New Hampshire Four
It seems today that almost immediately after John’s death a group of my older students each left training. They all had been with me 12 to 20 years, but had reached life events that made karate less of a priority in their lives. This was also the time one of the seniors in Isshinryu I had trained with as much as possible, Sherman Harrill, also passed on. It makes all of these events more poignant.
The part time nature of the other students meant for a year my senior student, Mike Cassidy and I were training in karate almost alone. It was a very good year for we could focus on the most advanced level or training we never had enough time to practice with the other students.
In Tai Chi I was now alone. Except for my students nobody anywhere knew the program existed. For over a year I continued my Sunday practice of Yang, Wu and Sword alone.
I also was able to work on my Yang form at full speed, which Laoshi had been suggesting I do for years. When done at full speed it is recognizible as a system of 'kung fu' which it really is. I tried to introduce that to my students but they were too accustomed to the slower pace to change. In the end I would work it both ways performing much of the form at slower speed and then several sections faster.
The passage of the years and reoccurring arthritis bouts as winter began finally ended regular outside practice. I was no longer able to drop down in the deep stances and had to modify my form. My ability to perform the slow motion kicks without pain ended so I modified them to become stepping to crane stances. I couldn’t do tai chi as I had but I couldn’t set tai chi aside.
There finally was a year I had reoccurring leg muscle pulls and finally made a decision to set my Wu practice aside. I realized I could accomplish more by keeping to my Yang form, but had gotten a lot of value with my time in the Wu practice. Foe one thing I came to understand how the slow Wu teaching form was a foundation basis for the Wu fast form Laoshi performs.
A very different experience came from finding “Mastering Yang Style Taijiquan” by Fu Zhongwen. The book contained a small section of detail about where to focus the energy in a bit of the technique, it somewhat ties to Laoshi’s alignment principles but in incredible detail. IMO the most advanced book I’ve found on Tai Chi. Not that I understand it. I’ve read the best books on tai chi compress 50 years of experience into one book, BUT it takes 50 years of work to understand what is written. This was written in China during a time martial uses for tai chi were strongly discouraged. He left an extremely interesting pointing finger, perhaps because the other Chinese might not know what he was showing. Perhaps in 35 more years I’ll figure it out too.
Two years ago I came to another step in my road.
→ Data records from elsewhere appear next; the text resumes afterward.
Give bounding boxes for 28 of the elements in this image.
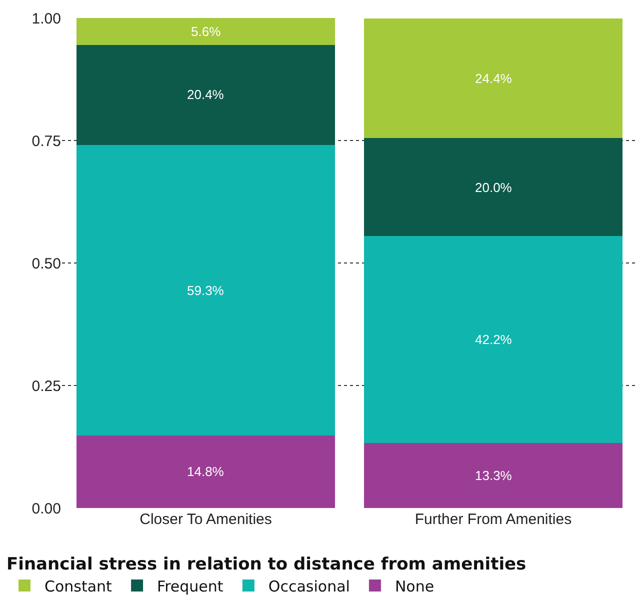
x-tick-label: Further From Amenities — [414, 511, 572, 528]
data-label: 14.8% — [187, 464, 224, 479]
data-label: 42.2% — [475, 332, 512, 347]
y-tick-label: 0.25 — [32, 378, 61, 395]
y-tick-label: 0.00 — [32, 500, 61, 518]
bar — [364, 442, 623, 508]
y-tick-label: 1.00 — [32, 10, 61, 28]
y-tick-label: 0.75 — [32, 132, 61, 150]
data-label: 20.0% — [475, 180, 512, 195]
data-label: 59.3% — [187, 283, 224, 298]
legend-label: Constant — [44, 577, 112, 596]
y-tick-label: 0.50 — [32, 255, 61, 272]
bar — [364, 138, 623, 236]
data-label: 20.4% — [187, 87, 224, 102]
bar — [364, 18, 623, 138]
legend-label: Occasional — [268, 577, 350, 596]
legend-label: None — [394, 577, 434, 596]
legend-title: Financial stress in relation to distance from amenities — [6, 554, 526, 574]
bar — [364, 236, 623, 443]
x-tick-label: Closer To Amenities — [140, 511, 272, 528]
bar — [76, 18, 336, 45]
bar — [76, 44, 336, 145]
data-label: 13.3% — [475, 468, 512, 483]
bar — [76, 435, 336, 508]
data-label: 24.4% — [475, 71, 512, 86]
data-label: 5.6% — [191, 24, 222, 39]
legend-label: Frequent — [157, 577, 224, 596]
bar — [76, 144, 336, 436]
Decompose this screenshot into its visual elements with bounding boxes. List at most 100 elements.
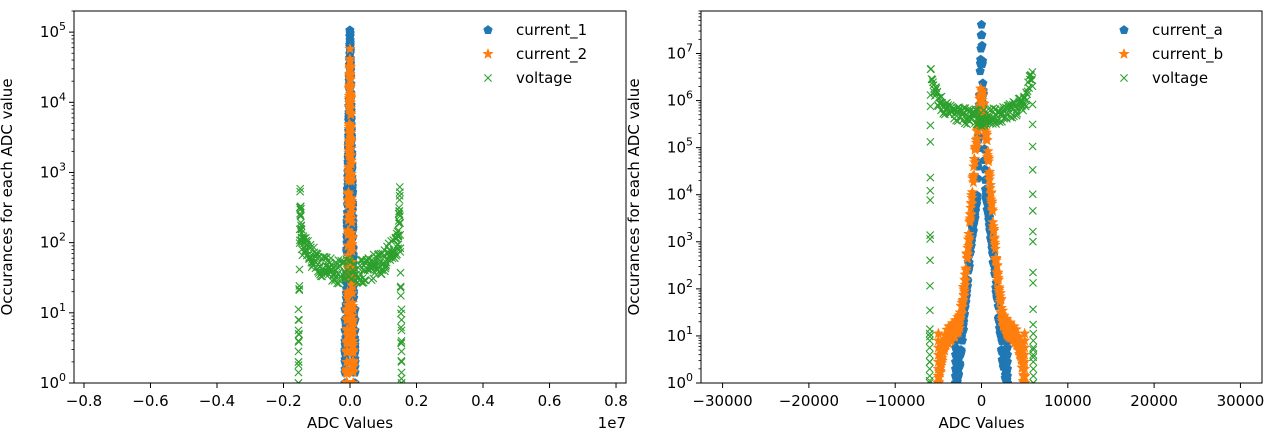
y-tick-base: 10 [667,186,686,204]
data-point [967,176,980,188]
y-tick-label: 100 [667,371,693,392]
y-tick-label: 105 [667,136,693,157]
data-point [1002,371,1013,380]
data-point [356,269,365,278]
legend-marker [482,47,494,59]
y-tick-label: 100 [40,371,66,392]
legend-marker [483,25,493,34]
y-tick-label: 101 [40,301,66,322]
data-point [294,347,303,356]
data-point [925,379,934,383]
data-point [956,307,968,319]
data-point [995,293,1007,305]
data-point [1029,357,1038,366]
legend-label: voltage [516,69,572,87]
data-point [950,356,961,366]
x-tick-label: −30000 [692,392,752,410]
data-point [346,216,358,228]
y-tick-base: 10 [667,327,686,345]
data-point [396,282,405,291]
y-tick-label: 105 [40,20,66,41]
x-axis-label: ADC Values [307,414,393,432]
data-point [925,281,934,290]
data-point [996,304,1009,316]
data-point [1002,363,1013,373]
data-point [296,212,305,221]
data-point [926,186,935,195]
series-voltage [294,183,406,383]
y-tick-base: 10 [40,374,59,392]
y-tick-label: 102 [667,277,693,298]
data-point [977,98,990,110]
series-voltage [925,64,1038,383]
data-point [345,28,355,38]
x-tick-label: 10000 [1044,392,1092,410]
data-point [977,89,989,101]
data-point [925,364,934,373]
data-point [344,91,357,103]
data-point [1018,334,1031,346]
series-current_b [932,82,1031,383]
y-tick-label: 101 [667,324,693,345]
data-point [1002,356,1013,366]
data-point [968,168,980,180]
x-tick-label: 0.8 [604,392,628,410]
data-point [349,260,358,269]
x-tick-label: −0.6 [132,392,168,410]
data-point [932,376,945,383]
data-point [396,283,405,292]
data-point [1010,323,1023,335]
data-point [347,303,360,315]
data-point [965,209,977,221]
data-point [982,152,995,164]
x-tick-label: −0.2 [265,392,301,410]
y-tick-label: 102 [40,231,66,252]
data-point [397,305,406,314]
data-point [990,252,1003,264]
y-tick-exponent: 1 [686,324,693,337]
data-point [1018,327,1031,339]
data-point [932,348,945,360]
data-point [390,254,399,263]
data-point [1029,336,1038,345]
data-point [1028,68,1037,76]
y-tick-exponent: 2 [59,231,66,244]
data-point [345,173,358,185]
data-point [296,218,305,227]
y-tick-exponent: 3 [59,160,66,173]
legend-marker [1119,25,1129,34]
data-point [1012,111,1021,120]
data-point [396,268,405,277]
data-point [395,195,404,204]
data-point [387,236,396,245]
y-tick-exponent: 5 [686,136,693,149]
data-point [977,56,988,65]
data-point [297,225,306,234]
data-point [294,368,303,377]
x-tick-label: 0.2 [405,392,429,410]
data-point [965,197,978,209]
data-point [978,122,987,131]
data-point [989,242,1002,254]
data-point [397,368,406,377]
y-tick-exponent: 5 [59,20,66,33]
y-tick-base: 10 [40,163,59,181]
legend-marker [1118,47,1130,59]
data-point [965,117,974,126]
data-point [397,339,406,348]
data-point [345,120,357,132]
data-point [395,203,404,212]
data-point [347,324,360,336]
data-point [925,343,934,352]
data-point [397,356,406,365]
data-point [962,248,974,260]
legend-marker [484,74,492,82]
data-point [1029,371,1038,380]
data-point [394,231,403,240]
x-tick-label: 0.6 [538,392,562,410]
data-point [1027,76,1036,85]
data-point [958,285,971,297]
data-point [986,204,999,217]
data-point [932,341,945,353]
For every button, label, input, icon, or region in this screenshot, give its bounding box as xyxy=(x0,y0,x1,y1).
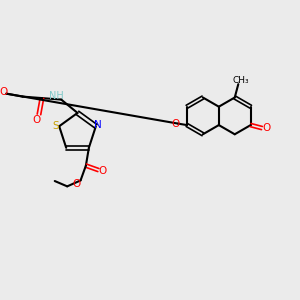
Text: O: O xyxy=(32,115,41,125)
Text: O: O xyxy=(0,87,8,97)
Text: NH: NH xyxy=(49,91,63,101)
Text: O: O xyxy=(73,179,81,189)
Text: S: S xyxy=(52,121,59,131)
Text: O: O xyxy=(98,166,106,176)
Text: CH₃: CH₃ xyxy=(233,76,250,85)
Text: N: N xyxy=(94,120,102,130)
Text: O: O xyxy=(262,123,271,133)
Text: O: O xyxy=(171,118,179,129)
The Yang Sword from, a true nemesis to me, finally found it’s place. I came to realize how the form should work within my alignment study of Yang. Suddenly it made sense to make my moving center focus on the sword hand. Another way to state it was that the sword work was a stronger tool in centering and alignment of all my practice. I now was finding a semblance of balance with the sword.
No doubt continuing training under Laoshi may have taken me to the same understanding earlier, but we do the best we can.
Last year I had to make a major change in my karate practice. I chose to begin using tjimande drills for warm up, those and Yang Chi. I found I needed a softer, more gradual way to warm up my body for karate. Of course doing so I’m finding stronger correlation from those arts to karate too, though with my students they only experience the tjimande drills.
So the journey continues.
After all these years I can’t describe chi but believe I understand when I experience it in part.
I have a greater understanding of how my body must work together, the parts in harmony delivering greater power than the parts alone.
I’ve seen friends come and go and pass beyond.
I age and try to learn to go where my age takes me.
Throughout it all I do my best to enter the flow and then leave it.
It’s not about being the best, or about sharing it with others or gaining recognition.
It’s being able to wake Laoshi up at 3am and exclaim “Eureka, I have found it!” more than a few times.
It is not a step apart from my other arts, it is a step within the all.